I imagined his family had extensive holdings in many places, and it would be easy for a property as dilapidated as this to just be forgotten and lie idle, awaiting development.

He opened the car door, and I sat waiting for his instruction. He walked to the other side and opened the door for me, after retrieving his carton of bottled joy from the trunk, which he hefted onto his broad shoulder. He took my hand and pulled me out. He walked me across the broken glass and the long discarded refuse of industry to the foot of a set of metal stairs. I looked up, and there was a conglomerate of offices upstairs. He drew me on and up towards them. I wondered if this was where he spent many of his late evenings?

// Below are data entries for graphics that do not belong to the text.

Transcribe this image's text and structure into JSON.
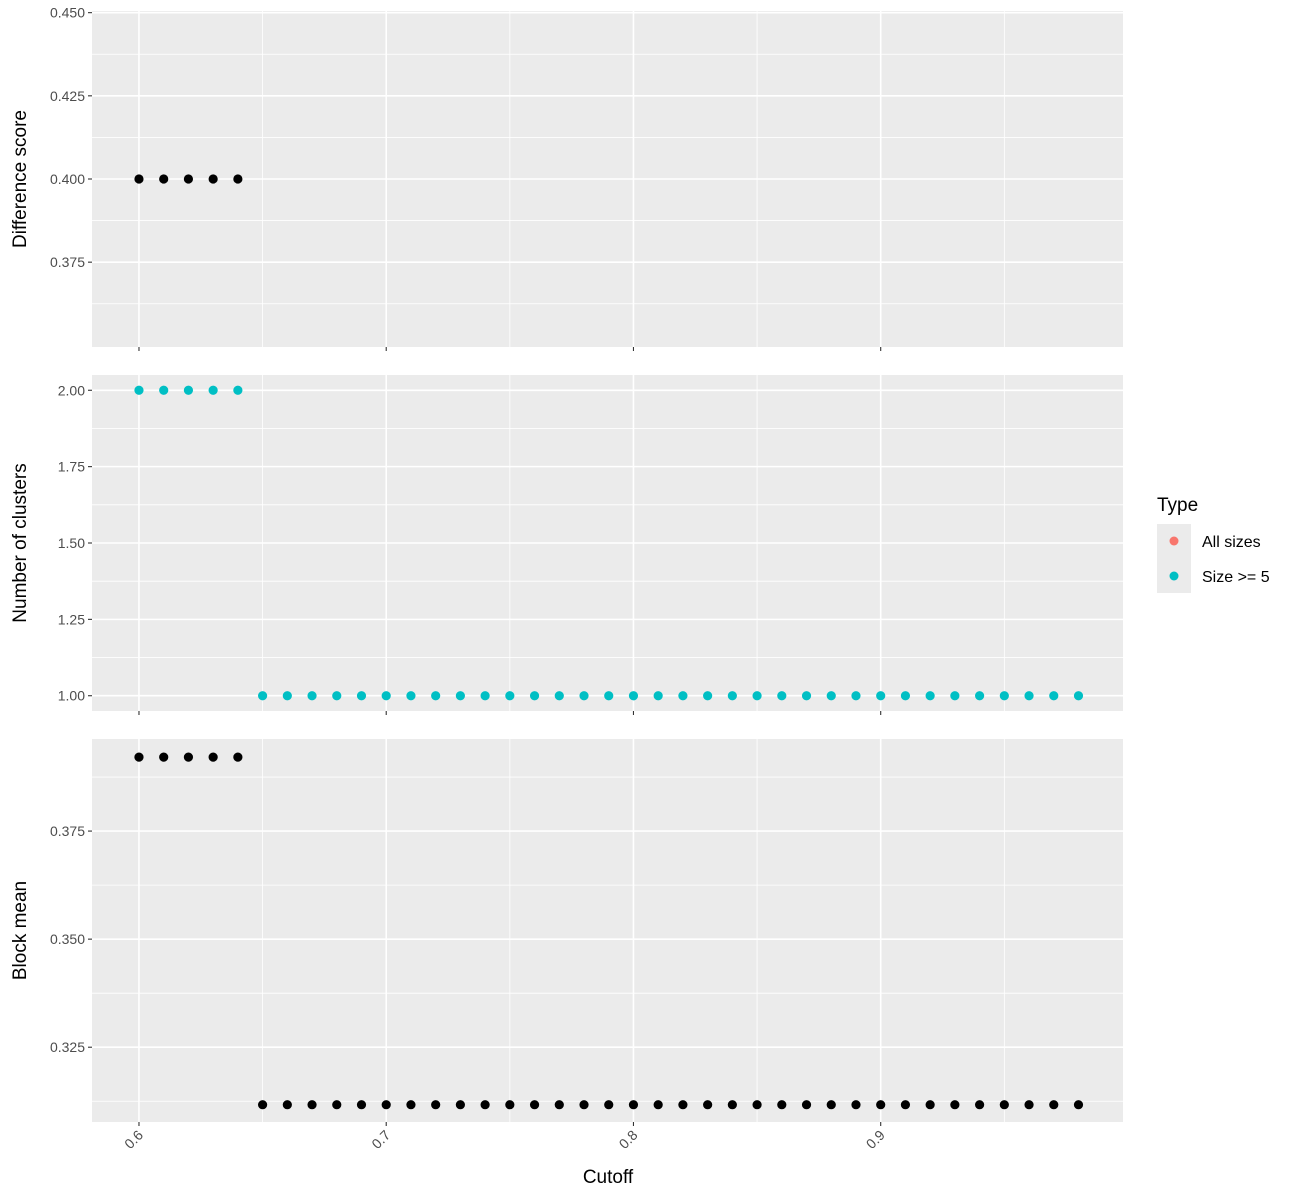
{
  "chart_data": {
    "type": "scatter",
    "x_label": "Cutoff",
    "x_range": [
      0.581,
      0.998
    ],
    "x_ticks": [
      "0.6",
      "0.7",
      "0.8",
      "0.9"
    ],
    "x_tick_values": [
      0.6,
      0.7,
      0.8,
      0.9
    ],
    "legend": {
      "title": "Type",
      "position": "right",
      "entries": [
        {
          "label": "All sizes",
          "color": "#F8766D"
        },
        {
          "label": "Size >= 5",
          "color": "#00BFC4"
        }
      ]
    },
    "panels": [
      {
        "ylabel": "Difference score",
        "ylim": [
          0.3495,
          0.4505
        ],
        "yticks": [
          "0.375",
          "0.400",
          "0.425",
          "0.450"
        ],
        "ytick_values": [
          0.375,
          0.4,
          0.425,
          0.45
        ],
        "series": [
          {
            "color": "#000000",
            "x": [
              0.6,
              0.61,
              0.62,
              0.63,
              0.64
            ],
            "y": [
              0.4,
              0.4,
              0.4,
              0.4,
              0.4
            ]
          }
        ]
      },
      {
        "ylabel": "Number of clusters",
        "ylim": [
          0.95,
          2.05
        ],
        "yticks": [
          "1.00",
          "1.25",
          "1.50",
          "1.75",
          "2.00"
        ],
        "ytick_values": [
          1.0,
          1.25,
          1.5,
          1.75,
          2.0
        ],
        "series": [
          {
            "name": "Size >= 5",
            "color": "#00BFC4",
            "x": [
              0.6,
              0.61,
              0.62,
              0.63,
              0.64,
              0.65,
              0.66,
              0.67,
              0.68,
              0.69,
              0.7,
              0.71,
              0.72,
              0.73,
              0.74,
              0.75,
              0.76,
              0.77,
              0.78,
              0.79,
              0.8,
              0.81,
              0.82,
              0.83,
              0.84,
              0.85,
              0.86,
              0.87,
              0.88,
              0.89,
              0.9,
              0.91,
              0.92,
              0.93,
              0.94,
              0.95,
              0.96,
              0.97,
              0.98
            ],
            "y": [
              2,
              2,
              2,
              2,
              2,
              1,
              1,
              1,
              1,
              1,
              1,
              1,
              1,
              1,
              1,
              1,
              1,
              1,
              1,
              1,
              1,
              1,
              1,
              1,
              1,
              1,
              1,
              1,
              1,
              1,
              1,
              1,
              1,
              1,
              1,
              1,
              1,
              1,
              1
            ]
          }
        ]
      },
      {
        "ylabel": "Block mean",
        "ylim": [
          0.3077,
          0.3963
        ],
        "yticks": [
          "0.325",
          "0.350",
          "0.375"
        ],
        "ytick_values": [
          0.325,
          0.35,
          0.375
        ],
        "series": [
          {
            "color": "#000000",
            "x": [
              0.6,
              0.61,
              0.62,
              0.63,
              0.64,
              0.65,
              0.66,
              0.67,
              0.68,
              0.69,
              0.7,
              0.71,
              0.72,
              0.73,
              0.74,
              0.75,
              0.76,
              0.77,
              0.78,
              0.79,
              0.8,
              0.81,
              0.82,
              0.83,
              0.84,
              0.85,
              0.86,
              0.87,
              0.88,
              0.89,
              0.9,
              0.91,
              0.92,
              0.93,
              0.94,
              0.95,
              0.96,
              0.97,
              0.98
            ],
            "y": [
              0.3921,
              0.3921,
              0.3921,
              0.3921,
              0.3921,
              0.3117,
              0.3117,
              0.3117,
              0.3117,
              0.3117,
              0.3117,
              0.3117,
              0.3117,
              0.3117,
              0.3117,
              0.3117,
              0.3117,
              0.3117,
              0.3117,
              0.3117,
              0.3117,
              0.3117,
              0.3117,
              0.3117,
              0.3117,
              0.3117,
              0.3117,
              0.3117,
              0.3117,
              0.3117,
              0.3117,
              0.3117,
              0.3117,
              0.3117,
              0.3117,
              0.3117,
              0.3117,
              0.3117,
              0.3117
            ]
          }
        ]
      }
    ]
  }
}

His boots were loud on the metal staircase, too loud in this place of long abandonment. I followed gingerly in his wake, my eyes assessing the destroyed landscape below. There were many abandoned cubicles up here, doors and windows still intact. Metal shelves housed reams of paper that had spilled untidily to the floor. He pulled me through a few more successive doorways, past offices, and bathrooms used so long ago. Down corridors dusty and quite forgotten, and finally into a large very clear and orderly room. The floor was tiled in ugly beige industrial linoleum squares, out of place a fifties gynecological table squatted half covered in a white sheet. How he had got that item up here I do not know. On further inspection this was not the only item in this space, his collection of ghastly gadgets had grown significantly since I had left his service.

He had created for himself a very substantial playroom. I've never been comfortable in such places, as I should be, but they still creep me out. His hand was on my back guiding me across the hollow-sounding space. At first, I thought he wanted me to go to the table, I even left his touching directive briefly.

"No, this way," he corrected very calmly, his voice echoed in the clinical room as did his footfalls. Most dungeons have a St Andrews cross, even Master Svend's, but in the gloom against the rear wall, he had something a little different. A rack, very reminiscent of the corporal punishment racks used in Malaysian prisons, made of heavy wood, and padded in critical areas. More a H that angled slightly toward the top, I knew what this was immediately and what had even inspired it. Heavy caning was a favorite of his, he and his best friend Master Noctis had had one back in the States. God they had given some poor wretches some awful floggings. I had always wondered what he would have done if it had been him tied to that rack instead?

He guided me over to it, I stood looking at it in morbid dread. He took hold of both my hands, I must have looked at him pathetically.

"I'm not going to hit you," he assured me as he chained my wrists to the top of it. I was not sure I believed him. "I want you to wait here." I would have just sat, I didn't see why it was necessary to chain me here. However, he was one man I didn't argue with, not unless it was absolutely necessary.

His hands lingered on my belly, he felt you move. He seemed to enjoy this, his hands would frequently stray there. "He will be a fighter, not a wimp like Svend," he said. He smiled broadly, his even white teeth evident even in the failing light. "Wait, I will be back soon." I sure hoped so. He pat me affectionately on the behind and left, the door closing with a resounding thud.

I stood there in the half-dark, my hands shackled above my head. I was already losing circulation. I closed my eyes and rested my head against the foam bolster. Don't be long I prayed. I fidgeted, and waited, sometimes partially lulling myself to a state of rest, or possibly more one of meditation. There was little else to do.

In this dreamlike state, I was suddenly awakened. There was a voice, a pitiful cry, faint so very faint, female. I strained my ears, had I really heard it at all? Nothing more, just the distant sounds of the port, and the city filtering up to me from below. I'd imagined it in my half sleep after all.